Cocaine seizures dropped from 7,540 pounds in CY 2002 to 6,347 pounds in CY 2003. Clandestine methamphetamine laboratory seizures decreased from 297 in CY 2002 to 116 in CY 2003; however, statewide seizures increased from 639 pounds to 1,641 pounds on CY 2003. Statewide methamphetamine seizures in Arizona have increased 160% since CY
2000. Increased numbers of seizures have occurred at the ports of entry and in traffic stops. Heroin is routinely smuggled into the United States through Arizona Ports of Entry. Heroin seizures are down from 15 pounds in CY 2002 to 11 pounds in CY 2003. Drug proceeds are smuggled from Arizona to Mexico in bulk by vehicles, commerce shipments, private and commercial aircraft, and pedestrians. The easy access to illicit drugs generates local community drug abuse problems throughout the state.

Increased interdiction efforts have frustrated the alien and narcotic smuggler. This has resulted in significant acts of aggression and violence toward law enforcement officials. Drug trafficking and consumption in the region inevitably lead to drug-related crime. In CY 2003 violent crime statistics for homicides, robberies, aggravated assaults, rapes, and property were up. Drug- related violence and property crime are increasingly perpetrated by drug gangs and abusers and threatens the safety of Arizona's citizens.

Strategy Abstract:

The Arizona HIDTA operates as an extension of the Southwest Border HIDTA and under the guidance of the Office of National Drug Control Policy. Participating agencies have their own missions, strategies, and policies/procedures. The Arizona HIDTA Executive Committee (AHEC) provides the unity of effort and coordination to synchronize the HIDTA strategy as it targets the drug threat and reduces drug- related crime. The AHEC consists of 13 voting members, 5 local, 3 state, and 5 federal. There is also one non-voting member - JTF-6. The AHEC is a policy making board that may empower subcommittees to accomplish their objectives. They review and approve annual budget submissions and provide guidance to the Arizona HIDTA staff. The Arizona HIDTA provides the coordination umbrella for all HIDTA initiatives and special projects.

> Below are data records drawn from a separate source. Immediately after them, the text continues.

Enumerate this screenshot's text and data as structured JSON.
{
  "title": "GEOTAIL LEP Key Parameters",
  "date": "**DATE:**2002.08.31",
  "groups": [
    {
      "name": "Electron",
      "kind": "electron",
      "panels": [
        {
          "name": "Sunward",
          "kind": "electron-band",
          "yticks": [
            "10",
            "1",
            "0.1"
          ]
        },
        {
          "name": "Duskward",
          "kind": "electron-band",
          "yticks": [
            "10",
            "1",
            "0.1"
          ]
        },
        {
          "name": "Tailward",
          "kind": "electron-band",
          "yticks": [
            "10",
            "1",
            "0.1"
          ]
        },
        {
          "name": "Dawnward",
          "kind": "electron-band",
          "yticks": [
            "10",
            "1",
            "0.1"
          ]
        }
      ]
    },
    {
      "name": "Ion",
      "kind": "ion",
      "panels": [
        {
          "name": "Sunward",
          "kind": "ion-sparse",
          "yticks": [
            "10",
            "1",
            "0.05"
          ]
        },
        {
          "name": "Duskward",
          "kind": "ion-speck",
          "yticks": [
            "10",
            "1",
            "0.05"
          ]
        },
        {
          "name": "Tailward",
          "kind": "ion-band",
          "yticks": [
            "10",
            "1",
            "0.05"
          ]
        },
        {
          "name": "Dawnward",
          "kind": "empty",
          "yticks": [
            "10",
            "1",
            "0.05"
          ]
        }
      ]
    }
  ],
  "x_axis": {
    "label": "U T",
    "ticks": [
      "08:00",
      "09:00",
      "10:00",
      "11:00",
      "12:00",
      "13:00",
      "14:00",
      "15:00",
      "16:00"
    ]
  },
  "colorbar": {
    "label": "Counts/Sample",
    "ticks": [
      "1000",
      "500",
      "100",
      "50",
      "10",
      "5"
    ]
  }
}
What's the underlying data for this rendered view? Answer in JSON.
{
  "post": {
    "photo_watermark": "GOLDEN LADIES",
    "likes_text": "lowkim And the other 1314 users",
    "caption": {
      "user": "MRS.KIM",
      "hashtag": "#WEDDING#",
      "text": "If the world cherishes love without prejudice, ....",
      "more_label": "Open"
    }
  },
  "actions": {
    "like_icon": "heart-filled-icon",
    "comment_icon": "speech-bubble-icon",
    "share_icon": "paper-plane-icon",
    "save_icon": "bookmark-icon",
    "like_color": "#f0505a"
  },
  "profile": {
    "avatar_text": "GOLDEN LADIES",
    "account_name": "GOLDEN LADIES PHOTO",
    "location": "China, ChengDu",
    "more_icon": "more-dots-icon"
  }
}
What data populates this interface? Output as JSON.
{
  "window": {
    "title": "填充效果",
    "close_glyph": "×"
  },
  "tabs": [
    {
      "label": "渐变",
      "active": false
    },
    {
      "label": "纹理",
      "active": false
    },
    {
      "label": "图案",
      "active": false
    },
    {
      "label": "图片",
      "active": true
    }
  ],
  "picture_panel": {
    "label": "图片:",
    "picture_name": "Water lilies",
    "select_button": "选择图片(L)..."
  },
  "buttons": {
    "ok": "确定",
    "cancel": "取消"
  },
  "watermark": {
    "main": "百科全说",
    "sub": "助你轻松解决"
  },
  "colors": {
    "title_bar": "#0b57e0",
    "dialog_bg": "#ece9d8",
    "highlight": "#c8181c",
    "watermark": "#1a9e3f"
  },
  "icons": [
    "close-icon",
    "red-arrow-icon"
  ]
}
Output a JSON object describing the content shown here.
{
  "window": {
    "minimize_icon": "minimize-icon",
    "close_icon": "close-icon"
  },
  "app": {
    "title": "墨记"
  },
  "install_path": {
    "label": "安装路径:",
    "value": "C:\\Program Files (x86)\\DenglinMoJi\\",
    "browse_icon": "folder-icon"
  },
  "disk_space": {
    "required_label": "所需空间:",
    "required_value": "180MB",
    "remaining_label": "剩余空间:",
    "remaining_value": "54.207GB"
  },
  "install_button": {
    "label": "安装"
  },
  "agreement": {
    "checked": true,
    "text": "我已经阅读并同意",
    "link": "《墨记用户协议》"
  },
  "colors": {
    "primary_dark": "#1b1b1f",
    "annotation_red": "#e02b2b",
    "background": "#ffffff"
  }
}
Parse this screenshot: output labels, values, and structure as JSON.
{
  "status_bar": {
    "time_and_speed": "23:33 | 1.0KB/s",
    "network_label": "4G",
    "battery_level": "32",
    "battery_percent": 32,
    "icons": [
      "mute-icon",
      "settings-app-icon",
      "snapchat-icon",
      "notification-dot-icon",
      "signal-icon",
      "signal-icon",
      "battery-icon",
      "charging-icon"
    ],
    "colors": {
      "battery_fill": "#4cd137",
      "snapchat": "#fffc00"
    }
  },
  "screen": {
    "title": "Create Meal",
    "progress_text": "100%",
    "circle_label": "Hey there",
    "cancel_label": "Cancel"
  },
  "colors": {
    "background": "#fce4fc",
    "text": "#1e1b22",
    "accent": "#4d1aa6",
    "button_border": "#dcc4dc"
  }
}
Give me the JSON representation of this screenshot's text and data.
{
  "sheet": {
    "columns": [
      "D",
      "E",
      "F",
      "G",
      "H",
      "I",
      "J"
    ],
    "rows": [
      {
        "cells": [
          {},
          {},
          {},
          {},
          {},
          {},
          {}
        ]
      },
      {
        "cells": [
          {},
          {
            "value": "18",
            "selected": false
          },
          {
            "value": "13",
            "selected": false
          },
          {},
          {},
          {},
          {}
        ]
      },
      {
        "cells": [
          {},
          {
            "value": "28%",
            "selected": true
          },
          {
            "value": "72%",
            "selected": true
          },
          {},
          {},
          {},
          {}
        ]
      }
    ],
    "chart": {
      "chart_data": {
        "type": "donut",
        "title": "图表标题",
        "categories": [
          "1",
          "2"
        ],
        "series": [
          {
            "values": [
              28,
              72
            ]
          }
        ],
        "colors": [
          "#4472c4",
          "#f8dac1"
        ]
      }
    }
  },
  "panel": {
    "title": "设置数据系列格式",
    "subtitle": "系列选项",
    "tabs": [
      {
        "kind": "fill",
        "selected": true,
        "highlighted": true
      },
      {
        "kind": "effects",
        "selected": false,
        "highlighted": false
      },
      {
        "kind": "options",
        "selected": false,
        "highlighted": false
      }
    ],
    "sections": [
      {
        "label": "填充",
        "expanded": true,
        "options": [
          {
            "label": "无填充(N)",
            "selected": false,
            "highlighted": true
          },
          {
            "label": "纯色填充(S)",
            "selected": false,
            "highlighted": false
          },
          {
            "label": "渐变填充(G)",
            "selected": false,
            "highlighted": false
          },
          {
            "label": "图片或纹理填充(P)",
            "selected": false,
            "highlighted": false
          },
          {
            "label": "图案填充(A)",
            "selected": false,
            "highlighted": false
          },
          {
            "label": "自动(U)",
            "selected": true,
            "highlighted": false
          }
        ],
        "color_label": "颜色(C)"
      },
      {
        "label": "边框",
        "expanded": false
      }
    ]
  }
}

The AHEC has funded 23 initiatives to execute the HIDTA strategy and meet the Performance Measures of Effectiveness/Government Performance Results Act targets and the ONDCP Developmental Standards. Each initiative is a multi-agency federal, state, and local effort. All initiatives are collocated and commingled except in two instances where a large, diverse, rural environment does not permit collocation.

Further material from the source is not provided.